When it comes to accident and personal injury lawsuits, many civil cases never make it to trial. This happens due to a settlement agreement being reached by both parties during the early stages of the litigation process. A settlement requires the plaintiff to discontinue any further legal action in exchange for a payment from the defendant or their insurance company.
After settling or winning a lawsuit, the plaintiff will receive a cash award paid out over the course of a lifetime (or several decades) or they may receive a lump sum. While stipulations surrounding a lump sum payout vary, there are companies devoted to buying annuities in exchange for a lump sum settlement. This allows the recipients to decide if they would prefer all their cash at once or if getting it a little bit at a time is more beneficial. But what are the differences between annuities and lump sum payouts?
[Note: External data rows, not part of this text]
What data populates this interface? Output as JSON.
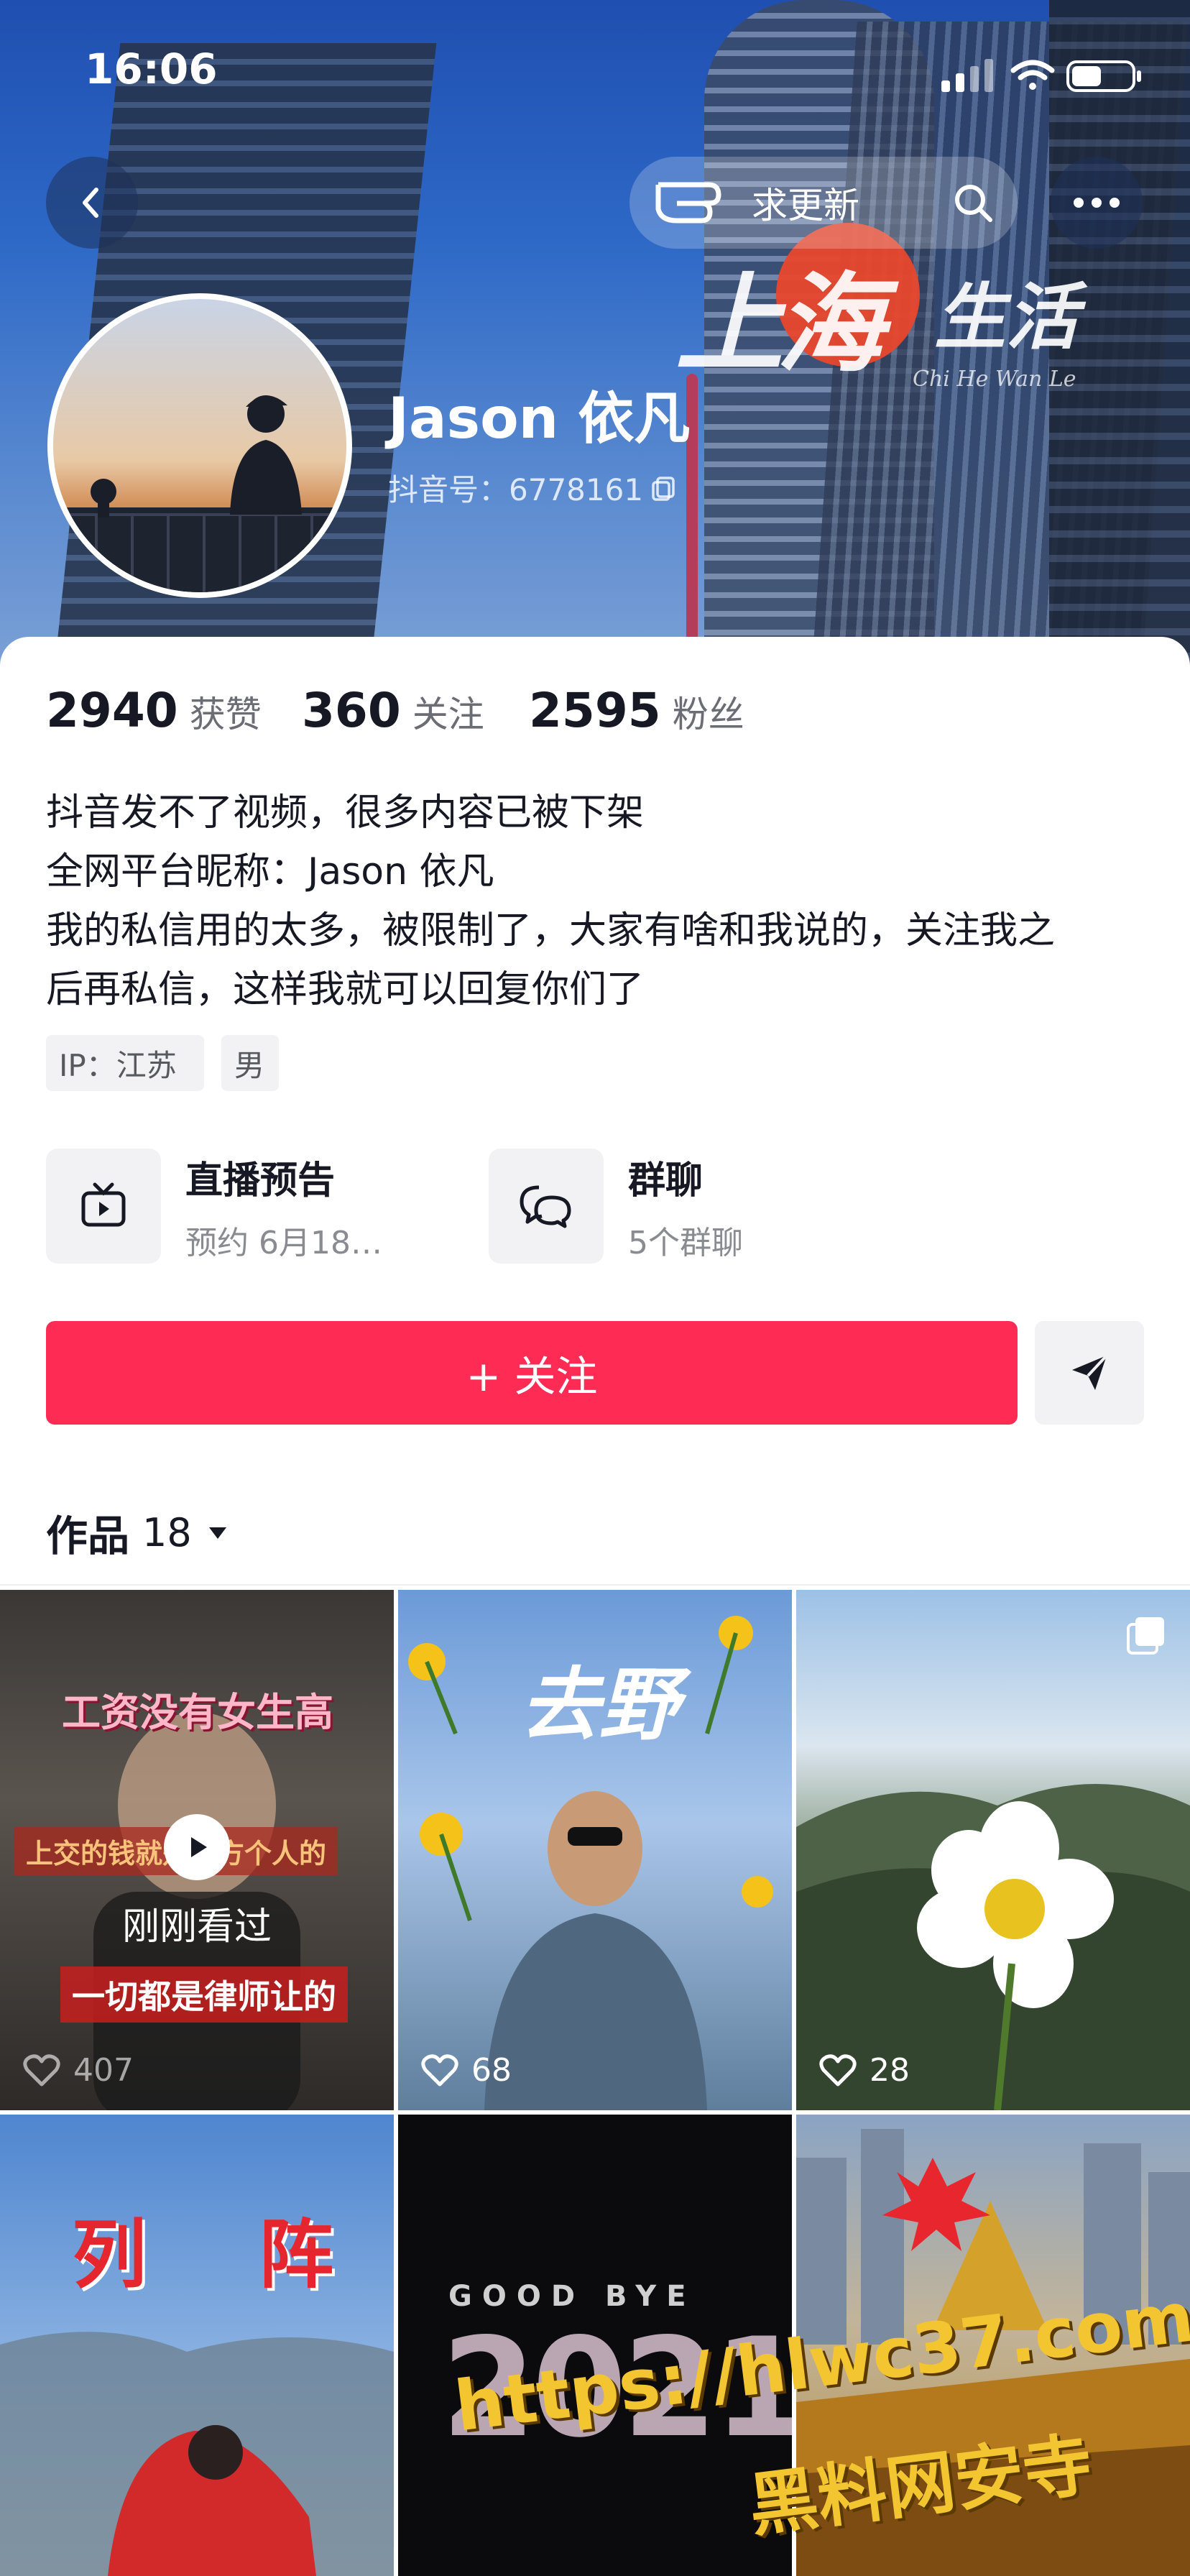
{
  "status_bar": {
    "time": "16:06"
  },
  "header": {
    "update_label": "求更新",
    "back_icon": "chevron-left-icon",
    "search_icon": "search-icon",
    "more_icon": "more-dots-icon",
    "cover_logo_main": "上海",
    "cover_logo_secondary": "生活",
    "cover_logo_sub": "Chi He Wan Le"
  },
  "profile": {
    "name": "Jason 依凡",
    "douyin_id": "抖音号：6778161"
  },
  "stats": [
    {
      "num": "2940",
      "label": "获赞"
    },
    {
      "num": "360",
      "label": "关注"
    },
    {
      "num": "2595",
      "label": "粉丝"
    }
  ],
  "bio": [
    "抖音发不了视频，很多内容已被下架",
    "全网平台昵称：Jason 依凡",
    "我的私信用的太多，被限制了，大家有啥和我说的，关注我之",
    "后再私信，这样我就可以回复你们了"
  ],
  "tags": [
    "IP：江苏",
    "男"
  ],
  "features": [
    {
      "title": "直播预告",
      "sub": "预约 6月18…",
      "icon": "tv-icon"
    },
    {
      "title": "群聊",
      "sub": "5个群聊",
      "icon": "chat-bubbles-icon"
    }
  ],
  "actions": {
    "follow_label": "+ 关注",
    "share_icon": "send-icon"
  },
  "works": {
    "label": "作品",
    "count": "18"
  },
  "grid": [
    {
      "likes": "407",
      "overlay": "刚刚看过",
      "caption_top": "工资没有女生高",
      "caption_mid": "上交的钱就是女方个人的",
      "caption_bottom": "一切都是律师让的"
    },
    {
      "likes": "68",
      "caption_top": "去野"
    },
    {
      "likes": "28"
    },
    {
      "caption_top": "列 阵"
    },
    {
      "caption_top": "GOOD BYE",
      "caption_mid": "2021"
    },
    {}
  ],
  "watermark": {
    "line1": "https://hlwc37.com",
    "line2": "黑料网安寺"
  },
  "colors": {
    "accent": "#fe2c55",
    "text_primary": "#161823",
    "text_secondary": "#8a8b91"
  }
}
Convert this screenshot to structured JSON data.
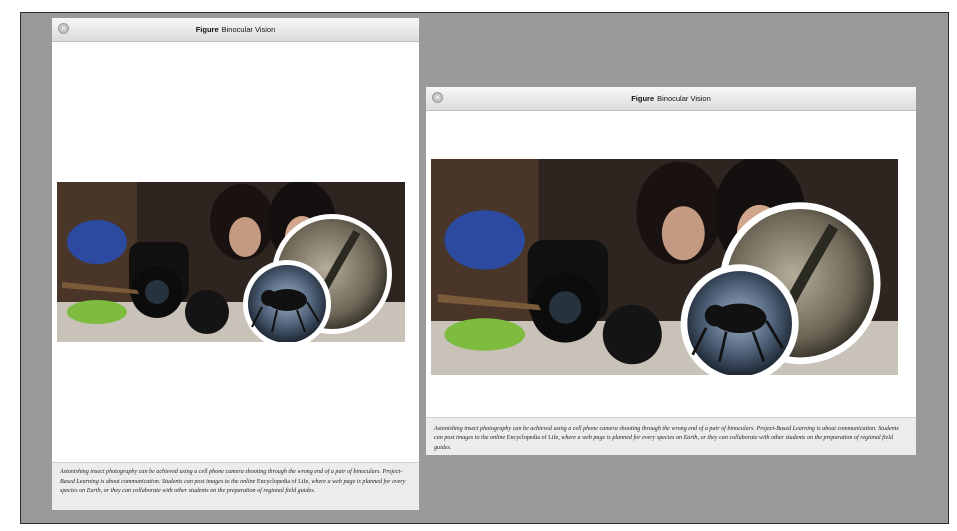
{
  "figure": {
    "label": "Figure",
    "title": "Binocular Vision",
    "caption_part1": "Astonishing insect photography can be achieved using a cell phone camera shooting through the wrong end of a pair of binoculars. Project-Based Learning is about communication. Students can post images to the online ",
    "caption_link": "Encyclopedia of Life",
    "caption_part2": ", where a web page is planned for every species on Earth, or they can collaborate with other students on the preparation of regional field guides."
  },
  "icons": {
    "close": "close-icon"
  },
  "colors": {
    "window_background": "#9a9a9a",
    "titlebar": "#e6e6e6",
    "caption_background": "#ececec"
  }
}
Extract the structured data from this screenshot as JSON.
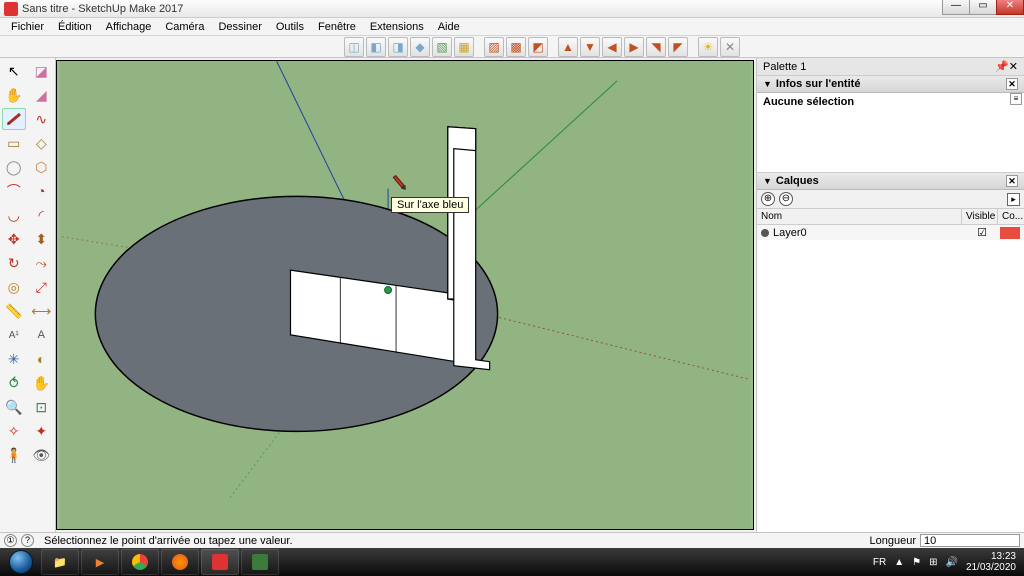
{
  "window": {
    "title": "Sans titre - SketchUp Make 2017",
    "min": "—",
    "max": "▭",
    "close": "✕"
  },
  "menu": {
    "items": [
      "Fichier",
      "Édition",
      "Affichage",
      "Caméra",
      "Dessiner",
      "Outils",
      "Fenêtre",
      "Extensions",
      "Aide"
    ]
  },
  "viewport": {
    "tooltip": "Sur l'axe bleu"
  },
  "right": {
    "palette": "Palette 1",
    "entity_header": "Infos sur l'entité",
    "entity_empty": "Aucune sélection",
    "layers_header": "Calques",
    "layers_cols": {
      "name": "Nom",
      "visible": "Visible",
      "color": "Co..."
    },
    "layer0": {
      "name": "Layer0",
      "visible": true,
      "color": "#e74c3c"
    },
    "plus": "⊕",
    "minus": "⊖",
    "menu": "▸"
  },
  "status": {
    "message": "Sélectionnez le point d'arrivée ou tapez une valeur.",
    "length_label": "Longueur",
    "length_value": "10",
    "icon1": "①",
    "icon2": "?"
  },
  "taskbar": {
    "lang": "FR",
    "time": "13:23",
    "date": "21/03/2020"
  }
}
Annuity: A fixed sum of money paid to a recipient annually.
Lump Sum: When a financial reward is paid out all at once rather than over the course of a number of years.
Structured Settlement: a payout from a legal settlement paid out as an annuity instead of a lump sum; concept emerged in mid-1950s.
A recent survey found that 65% of respondents would prefer to receive a lump sum payment instead of a structured settlement paid as an annuity. If you find yourself to be one of the 76% of Americans currently living paycheck-to-paycheck, receiving a lump sum may make more sense than an annuity. Many recipients of lump sum settlement cash choose to use the money to eliminate debt.
If you need extra cash to help with your living expenses and believe you might have trouble receiving access to your settlement cash, you can request cash prior to your case being resolved. Your current financial situation will likely effect how you decide to receive your winnings.